Book review: ‘@WAR: The Rise of the Military-Internet Complex,” by Shane Harris

In The News Piece in Washington Post
Jer123
Dec. 26, 2014

Shane Harris' book @WAR was reviewed in the Washington Post.

North Korea’s alleged hack attack against the Sony Corporation is a spectacular escalation in the conduct of global cyberwarfare. As Shane Harris says in his timely new work of contemporary history, @War, the momentum for a cyber confrontation has been growing inexorably in recent years. The United States and its adversaries have been assiduously building their cyber-arsenals for the past decade and today can engage in a range of operations across the spectrum of spying, surveillance and sabotage, as well as in offensive and defensive military action.
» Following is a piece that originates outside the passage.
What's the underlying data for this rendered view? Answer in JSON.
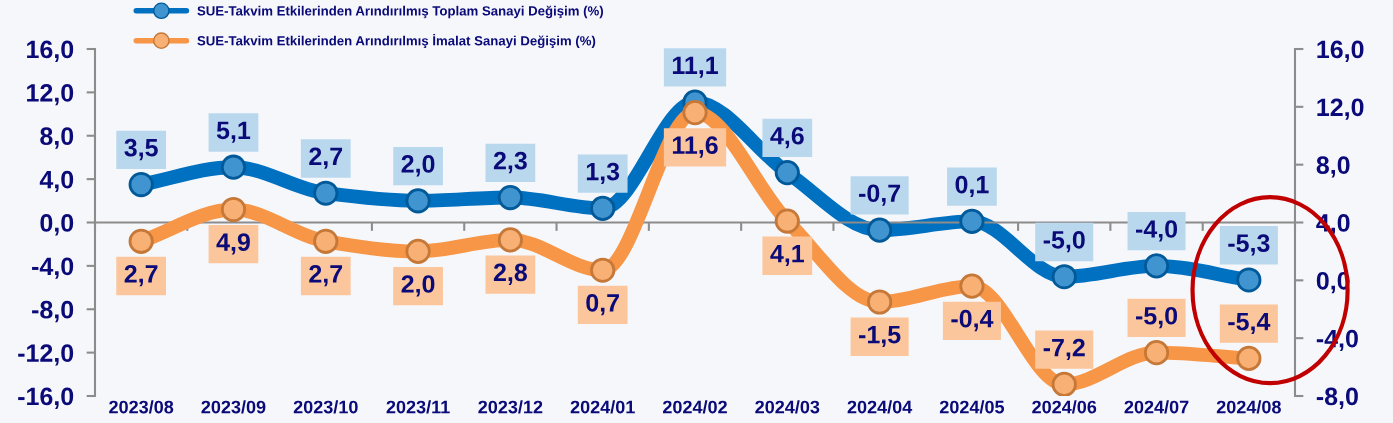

In 2013, according to Harris, U.S. Cyber Command consisted of 900 people; the Defense Department plans to grow that cyber-force to 6,000 by the end of 2016. As Harris notes, “The Internet has become a battlefield.”
The book’s title and thematic ambition come from President Dwight Eisenhower’s dramatic warning, as he left office in 1961, that the United States was threatened by a dangerous matrix of power, a “military-industrial complex” that could swallow American society. Harris writes that today a similar risk exists in the convergence of the aggressive capabilities and programs of the National Security Agency and the gigantic data warehouse controlled by America’s Internet giants. A portion of those government surveillance programs facilitated by the U.S. technology industry was exposed in 2013 by former NSA contractor Edward Snowden. “In its zeal to protect cyberspace,” Harris argues, “the government, in partnership with corporations, is making it more vulnerable.”